Spotify tells competition regulator that streaming innovation risks being held back by label clauses

The Competition & Markets Authority has published responses from across the industry to its report on the streaming economy.

The impact of that report in the summer was limited by the fact that the competition regulator did not find any evidence that it should intervene to address the major labels’ market power. 

Despite the fact that the CMA noted that it proposed not to refer the music streaming market to a full investigation, it did issue extensive findings about the inner workings of the streaming economy. Now it has published the responses from major labels and others. 

In large part, the big three have welcomed the report while addressing some specifics of the CMA’s analysis about the balance of competition in the marketplace.

Perhaps the most interesting response is from Spotify. Inevitably, the market-leading streaming platform in the UK raised concerns about the power of tech rival Apple

But Spotify also highlighted concerns about innovation, which is likely to be key to further streaming growth as market penetration reaches its limits. Trade bodies such as ERA have consistently called for more innovation to benefit consumers.

The CMA noted that “competition between music streaming services is working reasonably well for consumers”. While the regulator said there was a risk that competition could lessen over time, Spotify suggested this was unlikely to occur particularly with reports of TikTok entering the market.

Music streaming services having more freedom to innovate would materially benefit competition


However, Spotify did agree with the CMA that there is “a risk to the level and speed of innovation in music streaming that could be mitigated if music streaming services had more freedom in their recording agreements”.

“Music streaming services having more freedom to innovate would materially benefit competition, not only by unblocking previously impossible types of music streaming innovation but also by increasing the speed to market of innovative solutions or product tiers,” said Spotify in its latest submission.

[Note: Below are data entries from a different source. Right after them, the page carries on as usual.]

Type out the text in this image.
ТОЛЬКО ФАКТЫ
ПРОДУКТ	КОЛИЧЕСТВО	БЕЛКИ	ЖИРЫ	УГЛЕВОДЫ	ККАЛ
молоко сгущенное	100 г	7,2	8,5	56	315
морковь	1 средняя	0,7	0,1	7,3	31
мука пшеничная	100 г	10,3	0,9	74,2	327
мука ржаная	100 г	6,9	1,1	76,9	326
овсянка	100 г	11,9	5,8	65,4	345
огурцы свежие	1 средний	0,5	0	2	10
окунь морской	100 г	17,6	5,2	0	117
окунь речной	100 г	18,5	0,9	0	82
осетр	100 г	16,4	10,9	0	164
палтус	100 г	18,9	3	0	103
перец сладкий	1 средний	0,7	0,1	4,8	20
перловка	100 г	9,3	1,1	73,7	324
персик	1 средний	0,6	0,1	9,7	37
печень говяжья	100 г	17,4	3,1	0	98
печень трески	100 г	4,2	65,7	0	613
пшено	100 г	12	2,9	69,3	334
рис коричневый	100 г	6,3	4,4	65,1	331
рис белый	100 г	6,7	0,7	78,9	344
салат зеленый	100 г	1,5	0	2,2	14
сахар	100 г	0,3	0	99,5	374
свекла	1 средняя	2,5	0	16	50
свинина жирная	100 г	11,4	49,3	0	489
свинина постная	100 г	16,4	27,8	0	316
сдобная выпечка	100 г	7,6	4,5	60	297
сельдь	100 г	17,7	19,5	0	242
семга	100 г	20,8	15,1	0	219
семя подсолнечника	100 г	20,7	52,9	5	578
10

Spotify called for the removal or relaxation of the “functionality clauses” in recording agreements, which control detailed aspects of music streaming services’ ad-funded tiers

The streaming giant said that “a balance should be struck between rights-holders’ rights to constrain how recordings are used and the need to not unduly stifle innovation by music streaming services to the benefit of consumers”. 

Spotify also questioned the CMA’s conclusion that the ‘full catalogue’ model is the reason for a lack of competition in terms of the label licensing costs to DSPs.

“Contrary to the statements in the report, certain improvements to contractual provisions in recording agreements could materially strengthen downstream competition between music streaming services, which in turn would generate consumer benefit in the form of faster, better innovation and increased added value at lower prices,” stated Spotify.

Spotify noted that music streaming services have been able to differentiate themselves by innovating for consumers in terms of playlists, user functionality and features such as audio quality or additional content. It has introduced new premium service tiers, such as Duo and Family.